Anda di halaman 1dari 3

REFLEKS PUPIL

A. Pendahuluan Ukuran pupil normal bervariasi sesuai usia, dari orang ke orang, dan sesuai dengan keadaan emosi, tingkat kesiagaan, derajat akomodasi, dan cahaya ruangan. Garis tengah pupil normal adalah sekitar 3-4 mm, lebih kecih pada bayi, dan cenderung lebih besar pada masa anak-anak dan kembali mengecil secara progresif seiring dengan pertambahan usia.1 Jumlah cahaya yang memasuki mata melalui pupil sebanding dengan luas pupil atau kuadrat diameter pupil. Diameter pupil manusia dapat mengecil sampai 1,5 mm dan membesar sampai 8 mm. Jumlah cahaya yang memasuki mata dapat berubah sekitar 30 kali lipat sebagai akibat dari perubahan diameter pupil.2 B. Tujuan a. Tujuan Instruksional Umum Memahami dasar-dasar refleks pupil langsung dan tak langsung (konsensual) b. Tujuan Khusus 1. Mendemonstrasikan refleks pupil langsung dan tak langsung (konsensual) 2. Menjelaskan dasar-dasar refleks pupil langsung dan tak langsung (konsensual) C. Alat dan Bahan - Penlight D. Prosedur 1. Sorot mata kanan OP dengan lampu senter dan perhatikan perubahan diameter pupil pada mata tersebut. 2. Sorot mata kanan OP dengan lampu senter dan perhatikan perubahan diameter pupil pada mata kirinya. E. Hasil 1. Terlihat bahwa diameter pupil mata kanan orang percobaan mengecil saat mata kanan disorot dengan lampu senter. 2. Terlihat bahwa diameter pupil mata kiri orang percobaan mengecil saat mata kanan disorot dengan lampu senter. F. Pembahasan Ukuran pupil dikendalikan oleh kerja sama m.dilatator yang dipersarafi oleh simpatis dan m.konstriktor yang dipersarafi oleh parasimpatis.3 Rangsangan saraf parasimpatis merangsang otot konstriktor pupil, sehingga memperkecil celah pupil, yang disebut miosis.

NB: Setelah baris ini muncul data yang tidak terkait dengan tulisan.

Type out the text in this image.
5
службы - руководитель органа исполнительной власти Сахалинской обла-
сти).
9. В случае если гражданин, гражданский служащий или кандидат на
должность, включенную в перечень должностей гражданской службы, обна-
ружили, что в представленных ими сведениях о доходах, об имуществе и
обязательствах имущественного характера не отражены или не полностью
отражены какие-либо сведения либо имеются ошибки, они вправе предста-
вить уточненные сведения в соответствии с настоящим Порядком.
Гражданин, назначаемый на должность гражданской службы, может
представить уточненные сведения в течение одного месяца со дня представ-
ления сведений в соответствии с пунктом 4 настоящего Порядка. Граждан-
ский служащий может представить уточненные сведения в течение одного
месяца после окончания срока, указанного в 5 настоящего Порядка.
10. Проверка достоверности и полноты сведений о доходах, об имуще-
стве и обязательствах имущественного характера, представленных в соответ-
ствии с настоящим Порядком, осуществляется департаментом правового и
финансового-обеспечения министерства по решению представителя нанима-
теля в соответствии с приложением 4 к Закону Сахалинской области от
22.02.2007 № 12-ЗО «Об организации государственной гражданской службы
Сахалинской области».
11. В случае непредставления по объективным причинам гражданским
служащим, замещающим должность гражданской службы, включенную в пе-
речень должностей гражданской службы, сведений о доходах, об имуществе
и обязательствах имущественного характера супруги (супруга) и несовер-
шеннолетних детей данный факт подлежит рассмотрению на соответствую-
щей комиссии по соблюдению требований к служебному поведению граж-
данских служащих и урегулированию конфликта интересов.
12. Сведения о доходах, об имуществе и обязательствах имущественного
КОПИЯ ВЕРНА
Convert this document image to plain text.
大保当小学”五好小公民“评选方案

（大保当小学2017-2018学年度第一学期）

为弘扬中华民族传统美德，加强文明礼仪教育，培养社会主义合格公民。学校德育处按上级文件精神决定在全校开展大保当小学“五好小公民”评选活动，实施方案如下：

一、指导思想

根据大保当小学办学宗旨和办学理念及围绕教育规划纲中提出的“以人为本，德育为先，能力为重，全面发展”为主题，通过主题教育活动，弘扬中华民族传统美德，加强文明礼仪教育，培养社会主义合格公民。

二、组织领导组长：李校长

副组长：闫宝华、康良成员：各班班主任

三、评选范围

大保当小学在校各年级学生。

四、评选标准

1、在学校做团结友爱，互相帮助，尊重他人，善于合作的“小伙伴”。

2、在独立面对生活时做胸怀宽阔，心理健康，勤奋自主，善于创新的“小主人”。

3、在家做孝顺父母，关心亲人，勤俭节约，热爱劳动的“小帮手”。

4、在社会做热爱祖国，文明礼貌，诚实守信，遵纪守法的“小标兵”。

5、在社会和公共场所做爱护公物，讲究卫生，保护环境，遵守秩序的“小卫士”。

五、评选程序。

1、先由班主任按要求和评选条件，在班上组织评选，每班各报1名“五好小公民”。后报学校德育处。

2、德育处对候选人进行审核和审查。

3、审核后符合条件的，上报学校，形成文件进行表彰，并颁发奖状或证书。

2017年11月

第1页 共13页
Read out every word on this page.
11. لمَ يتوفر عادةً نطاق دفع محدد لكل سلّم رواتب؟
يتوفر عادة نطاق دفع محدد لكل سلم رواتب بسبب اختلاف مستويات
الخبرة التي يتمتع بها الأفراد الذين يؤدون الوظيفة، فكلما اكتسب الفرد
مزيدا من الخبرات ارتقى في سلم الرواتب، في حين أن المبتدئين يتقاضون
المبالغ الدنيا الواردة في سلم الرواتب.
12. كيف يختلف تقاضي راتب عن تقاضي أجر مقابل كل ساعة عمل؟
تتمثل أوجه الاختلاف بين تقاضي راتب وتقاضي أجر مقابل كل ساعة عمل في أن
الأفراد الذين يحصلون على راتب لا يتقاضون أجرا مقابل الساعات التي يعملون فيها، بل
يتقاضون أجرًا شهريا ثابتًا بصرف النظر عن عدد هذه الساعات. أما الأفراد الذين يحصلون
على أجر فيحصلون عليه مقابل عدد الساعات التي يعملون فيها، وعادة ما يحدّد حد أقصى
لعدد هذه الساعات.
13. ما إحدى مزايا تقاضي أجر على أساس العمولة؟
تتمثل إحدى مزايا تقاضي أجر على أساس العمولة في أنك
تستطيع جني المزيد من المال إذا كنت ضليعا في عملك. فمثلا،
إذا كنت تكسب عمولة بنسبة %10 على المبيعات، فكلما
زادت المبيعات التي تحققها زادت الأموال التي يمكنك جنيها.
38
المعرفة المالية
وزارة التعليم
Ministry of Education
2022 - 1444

Sebaliknya, rangsangan saraf simpatis merangsang

otot dilatator pupil (serabut radial iris) dan menimbulkan dilatasi pupil, yang disebut midriasis.2 Refleks pupil menyatakan miosis fisiologik yang ditimbulkan oleh rangsangan cahaya yang memadai. Refleks langsung adalah mengecilnya pupil yang terjadi pada mata yang secara langsung dirangsang oleh cahaya, dan refleks konsesual adalah mengecilnya pupil pada mata sebelahnya secara serentak (mata kontralateral).3 Bila cahaya mengenai retina, terjadi beberapa impuls yang mula-mula berjalan melalui nervus optikus menuju nukleus pretektalis. Dari sini, impuls sekunder berjalan ke nukleus Edinger-Westphal dan akhirnya kembali melalui saraf parasimpatis untuk mengkonstriksikan sfingter iris. Sebaliknya pada keadaan gelap, refleks ini dihambat hingga mengakibatkan dilatasi pupil.2

DAFTAR PUSTAKA

1. 2. 3.

Vaughan, Daniel G., Taylor Asbury, & Paul Riordan-Eva. 2000. Oftalmologi Umum. Jakarta: Widya Medika. Guyton, Arthur C. & John E. Hall. 2007. Buku Ajar Fisiologi Kedokteran. Jakarta: EGC. Delf, Mohlan H. 1996. Major Diagnosis Fisik. Jakarta: EGC.